Total homicides by firearm run at approximately 12,000 per year, excluding suicides. Statistically, the availability of firearms has no net effect on the total number of suicides. Of the homicides by firearm, the vast majority occur during the commission of a crime (i.e. one criminal shoots another criminal), and that number also includes criminals killed in self-defense as well as criminals shot by police. Overall, fewer than 4,000 non-criminals are involuntarily killed by firearms each year.
I'd venture to guess that those 190,000+ women who are able to keep themselves from being raped are pretty damn "affected". A person is also 4 times more likely to be injured by a criminal by not resisting at all than if he or she resists with a gun.

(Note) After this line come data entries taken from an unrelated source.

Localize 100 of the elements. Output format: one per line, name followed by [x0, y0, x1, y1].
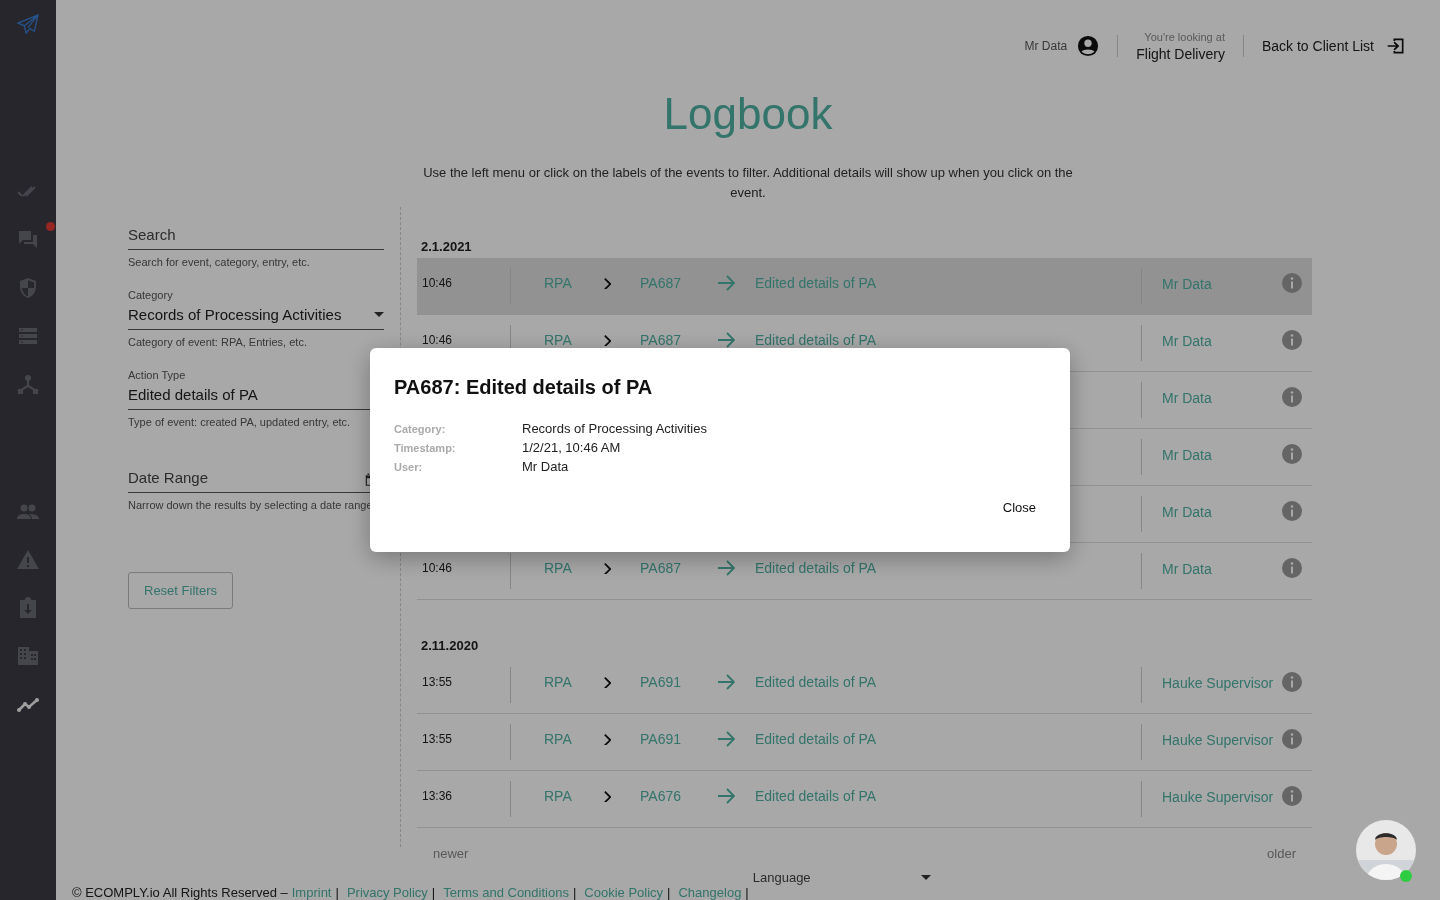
info-icon[interactable]	[1282, 558, 1302, 578]
log-row[interactable]: 13:55 RPA PA691 Edited details of PA Hauke Supervisor	[417, 657, 1312, 714]
chevron-icon	[604, 334, 611, 346]
info-icon[interactable]	[1282, 729, 1302, 749]
copyright-text: © ECOMPLY.io All Rights Reserved –	[72, 885, 288, 900]
chevron-icon	[604, 562, 611, 574]
category-link[interactable]: RPA	[544, 275, 604, 291]
detail-label: User:	[394, 461, 424, 473]
client-name: Flight Delivery	[1136, 45, 1225, 62]
user-name: Mr Data	[1024, 39, 1068, 53]
user-link[interactable]: Mr Data	[1162, 504, 1280, 520]
page-description: Use the left menu or click on the labels of the events to filter. Additional details will show up when you click on the event.	[422, 164, 1074, 202]
arrow-icon	[718, 731, 735, 747]
info-icon[interactable]	[1282, 501, 1302, 521]
arrow-icon	[718, 788, 735, 804]
info-icon[interactable]	[1282, 273, 1302, 293]
action-link[interactable]: Edited details of PA	[755, 275, 1141, 291]
action-link[interactable]: Edited details of PA	[755, 560, 1141, 576]
footer-link[interactable]: Cookie Policy	[584, 885, 664, 900]
event-time: 13:36	[421, 789, 454, 803]
footer-link[interactable]: Imprint	[291, 885, 332, 900]
entry-link[interactable]: PA691	[640, 674, 718, 690]
log-row[interactable]: 13:36 RPA PA676 Edited details of PA Hauke Supervisor	[417, 771, 1312, 828]
field-hint: Category of event: RPA, Entries, etc.	[128, 336, 308, 349]
action-link[interactable]: Edited details of PA	[755, 674, 1141, 690]
event-time: 13:55	[421, 732, 454, 746]
footer-link[interactable]: Privacy Policy	[346, 885, 428, 900]
info-icon[interactable]	[1282, 786, 1302, 806]
user-link[interactable]: Mr Data	[1162, 276, 1280, 292]
info-icon[interactable]	[1282, 444, 1302, 464]
hub-icon	[16, 372, 40, 396]
search-field[interactable]: Search	[128, 220, 384, 250]
entry-link[interactable]: PA687	[640, 332, 718, 348]
caret-icon	[374, 312, 384, 317]
link-separator: |	[667, 885, 671, 900]
field-label: Category	[128, 289, 174, 301]
older-link[interactable]: older	[1267, 846, 1296, 861]
user-link[interactable]: Mr Data	[1162, 561, 1280, 577]
action-link[interactable]: Edited details of PA	[755, 332, 1141, 348]
logo-icon[interactable]	[17, 14, 39, 34]
category-link[interactable]: RPA	[544, 560, 604, 576]
link-separator: |	[431, 885, 436, 900]
user-link[interactable]: Hauke Supervisor	[1162, 789, 1280, 805]
arrow-icon	[718, 674, 735, 690]
back-link[interactable]: Back to Client List	[1261, 36, 1406, 56]
user-link[interactable]: Hauke Supervisor	[1162, 732, 1280, 748]
close-button[interactable]: Close	[992, 494, 1046, 521]
action-link[interactable]: Edited details of PA	[755, 788, 1141, 804]
date-heading: 2.1.2021	[421, 239, 473, 254]
category-link[interactable]: RPA	[544, 332, 604, 348]
arrow-icon	[718, 275, 735, 291]
newer-link[interactable]: newer	[433, 846, 469, 861]
user-link[interactable]: Hauke Supervisor	[1162, 675, 1280, 691]
detail-value: Mr Data	[522, 459, 570, 474]
info-icon[interactable]	[1282, 387, 1302, 407]
log-row[interactable]: 10:46 RPA PA687 Edited details of PA Mr Data	[417, 258, 1312, 315]
entry-link[interactable]: PA691	[640, 731, 718, 747]
reset-filters-button[interactable]: Reset Filters	[128, 572, 233, 609]
link-separator: |	[335, 885, 339, 900]
field-label: Action Type	[128, 369, 187, 381]
detail-value: 1/2/21, 10:46 AM	[522, 440, 622, 455]
field-hint: Search for event, category, entry, etc.	[128, 256, 311, 269]
chevron-icon	[604, 676, 611, 688]
entry-link[interactable]: PA687	[640, 560, 718, 576]
date-heading: 2.11.2020	[421, 638, 480, 653]
user-link[interactable]: Mr Data	[1162, 390, 1280, 406]
footer-link[interactable]: Terms and Conditions	[443, 885, 569, 900]
modal-title: PA687: Edited details of PA	[394, 376, 654, 399]
category-link[interactable]: RPA	[544, 731, 604, 747]
arrow-icon	[718, 332, 735, 348]
chevron-icon	[604, 277, 611, 289]
event-time: 10:46	[421, 561, 454, 575]
footer-link[interactable]: Changelog	[678, 885, 742, 900]
language-select[interactable]: Language	[752, 870, 931, 885]
event-time: 10:46	[421, 333, 454, 347]
warning-icon	[16, 548, 40, 572]
detail-value: Records of Processing Activities	[522, 421, 708, 436]
category-link[interactable]: RPA	[544, 788, 604, 804]
caret-icon	[920, 875, 931, 880]
building-icon	[16, 644, 40, 668]
detail-label: Timestamp:	[394, 442, 457, 454]
event-time: 10:46	[421, 276, 454, 290]
category-select[interactable]: Records of Processing Activities	[128, 301, 384, 330]
user-link[interactable]: Mr Data	[1162, 333, 1280, 349]
action-link[interactable]: Edited details of PA	[755, 731, 1141, 747]
event-time: 13:55	[421, 675, 454, 689]
chevron-icon	[604, 733, 611, 745]
exit-icon	[1386, 36, 1406, 56]
arrow-icon	[718, 560, 735, 576]
log-row[interactable]: 13:55 RPA PA691 Edited details of PA Hauke Supervisor	[417, 714, 1312, 771]
link-separator: |	[572, 885, 577, 900]
entry-link[interactable]: PA676	[640, 788, 718, 804]
entry-link[interactable]: PA687	[640, 275, 718, 291]
info-icon[interactable]	[1282, 330, 1302, 350]
context-label: You're looking at	[1144, 30, 1225, 43]
account-icon[interactable]	[1077, 35, 1100, 57]
chevron-icon	[604, 790, 611, 802]
category-link[interactable]: RPA	[544, 674, 604, 690]
info-icon[interactable]	[1282, 672, 1302, 692]
user-link[interactable]: Mr Data	[1162, 447, 1280, 463]
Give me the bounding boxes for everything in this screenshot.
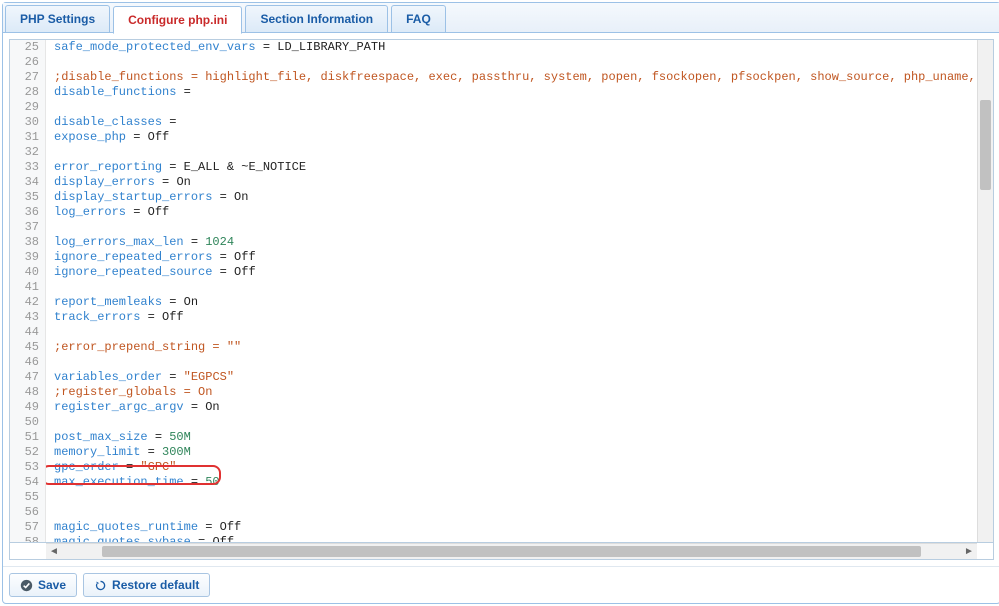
tab-php-settings[interactable]: PHP Settings <box>5 5 110 32</box>
code-line[interactable]: gpc_order = "GPC" <box>54 460 977 475</box>
line-number: 48 <box>10 385 39 400</box>
code-line[interactable] <box>54 100 977 115</box>
code-line[interactable]: log_errors_max_len = 1024 <box>54 235 977 250</box>
code-editor[interactable]: 2526272829303132333435363738394041424344… <box>9 39 994 543</box>
line-number: 38 <box>10 235 39 250</box>
line-gutter: 2526272829303132333435363738394041424344… <box>10 40 46 542</box>
code-line[interactable]: post_max_size = 50M <box>54 430 977 445</box>
line-number: 34 <box>10 175 39 190</box>
footer-bar: Save Restore default <box>3 566 999 603</box>
tab-section-information[interactable]: Section Information <box>245 5 388 32</box>
code-line[interactable]: register_argc_argv = On <box>54 400 977 415</box>
line-number: 47 <box>10 370 39 385</box>
restore-icon <box>94 579 107 592</box>
tab-bar: PHP SettingsConfigure php.iniSection Inf… <box>3 3 999 33</box>
code-line[interactable]: ignore_repeated_errors = Off <box>54 250 977 265</box>
code-line[interactable] <box>54 490 977 505</box>
code-line[interactable] <box>54 280 977 295</box>
line-number: 33 <box>10 160 39 175</box>
code-line[interactable]: variables_order = "EGPCS" <box>54 370 977 385</box>
line-number: 31 <box>10 130 39 145</box>
code-line[interactable]: display_errors = On <box>54 175 977 190</box>
line-number: 50 <box>10 415 39 430</box>
code-line[interactable]: disable_functions = <box>54 85 977 100</box>
line-number: 57 <box>10 520 39 535</box>
code-line[interactable] <box>54 145 977 160</box>
line-number: 30 <box>10 115 39 130</box>
code-line[interactable]: track_errors = Off <box>54 310 977 325</box>
code-line[interactable]: report_memleaks = On <box>54 295 977 310</box>
line-number: 39 <box>10 250 39 265</box>
line-number: 45 <box>10 340 39 355</box>
code-line[interactable]: error_reporting = E_ALL & ~E_NOTICE <box>54 160 977 175</box>
code-line[interactable]: expose_php = Off <box>54 130 977 145</box>
tab-configure-php-ini[interactable]: Configure php.ini <box>113 6 242 34</box>
line-number: 52 <box>10 445 39 460</box>
line-number: 43 <box>10 310 39 325</box>
code-line[interactable]: ;error_prepend_string = "" <box>54 340 977 355</box>
code-line[interactable]: disable_classes = <box>54 115 977 130</box>
editor-area: 2526272829303132333435363738394041424344… <box>3 33 999 566</box>
line-number: 40 <box>10 265 39 280</box>
line-number: 58 <box>10 535 39 543</box>
line-number: 56 <box>10 505 39 520</box>
save-label: Save <box>38 578 66 592</box>
vertical-scroll-thumb[interactable] <box>980 100 991 190</box>
line-number: 26 <box>10 55 39 70</box>
line-number: 41 <box>10 280 39 295</box>
code-line[interactable] <box>54 325 977 340</box>
line-number: 49 <box>10 400 39 415</box>
code-line[interactable]: max_execution_time = 50 <box>54 475 977 490</box>
line-number: 25 <box>10 40 39 55</box>
line-number: 29 <box>10 100 39 115</box>
code-line[interactable] <box>54 505 977 520</box>
line-number: 36 <box>10 205 39 220</box>
code-line[interactable]: display_startup_errors = On <box>54 190 977 205</box>
code-line[interactable]: ;register_globals = On <box>54 385 977 400</box>
code-line[interactable]: magic_quotes_sybase = Off <box>54 535 977 542</box>
panel: PHP SettingsConfigure php.iniSection Inf… <box>2 2 999 604</box>
horizontal-scroll-thumb[interactable] <box>102 546 921 557</box>
line-number: 35 <box>10 190 39 205</box>
tab-faq[interactable]: FAQ <box>391 5 446 32</box>
restore-label: Restore default <box>112 578 199 592</box>
code-content[interactable]: safe_mode_protected_env_vars = LD_LIBRAR… <box>46 40 977 542</box>
line-number: 32 <box>10 145 39 160</box>
line-number: 46 <box>10 355 39 370</box>
save-button[interactable]: Save <box>9 573 77 597</box>
code-line[interactable]: magic_quotes_runtime = Off <box>54 520 977 535</box>
horizontal-scrollbar[interactable]: ◄ ► <box>46 543 977 559</box>
scroll-left-arrow[interactable]: ◄ <box>46 544 62 559</box>
restore-button[interactable]: Restore default <box>83 573 210 597</box>
line-number: 28 <box>10 85 39 100</box>
line-number: 37 <box>10 220 39 235</box>
line-number: 54 <box>10 475 39 490</box>
line-number: 27 <box>10 70 39 85</box>
code-line[interactable]: ignore_repeated_source = Off <box>54 265 977 280</box>
code-line[interactable] <box>54 355 977 370</box>
code-line[interactable] <box>54 220 977 235</box>
code-line[interactable]: memory_limit = 300M <box>54 445 977 460</box>
line-number: 42 <box>10 295 39 310</box>
check-icon <box>20 579 33 592</box>
code-line[interactable]: safe_mode_protected_env_vars = LD_LIBRAR… <box>54 40 977 55</box>
code-line[interactable]: log_errors = Off <box>54 205 977 220</box>
line-number: 53 <box>10 460 39 475</box>
line-number: 55 <box>10 490 39 505</box>
code-line[interactable] <box>54 415 977 430</box>
line-number: 51 <box>10 430 39 445</box>
code-line[interactable] <box>54 55 977 70</box>
vertical-scrollbar[interactable] <box>977 40 993 542</box>
scroll-right-arrow[interactable]: ► <box>961 544 977 559</box>
line-number: 44 <box>10 325 39 340</box>
code-line[interactable]: ;disable_functions = highlight_file, dis… <box>54 70 977 85</box>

In terms of injuries from firearms, they don't even make the top 10. Firearm injuries each year are fewer than 55,000.
For every firearm homicide, 16 women fend off a rapist with a firearm. For every innocent killed with a firearm, 38 women fend off a rapist.
For every firearm homicide, 167 people prevent a crime by using a firearm. For every innocent killed with a firearms, 400 people prevent a crime using a firearm.
That's all the "net effect" I need to know.
Originally posted by: Craig234
And I largely agree with your point. Your prefatory comments suggested you might launch into the 'freedom radical' position, but instead you said what I agree with on choices.
Most gun discussion is two sides yelling past one another on different parts of the issue, each looking for that catchy slogan to really slam the other guys.
"You are a gun nut who blindly advocates thousands of innocents being shot!"
"You are a gun pansy who would trash our freedoms because you are paranoid and underweigh the uses of guns for defense!"
Well, that's sure productive.
So, I'm discussing how to get the two sides discussing apples and apples for there to be some progress...
And I think getting past the polarized assumptins that a gun ban would either be very helpful or very harmful, to some reasonably accurate estimates of the effect, is important.
I completely agree that the debate too often becomes an emotional one, and that refers to people on both sides.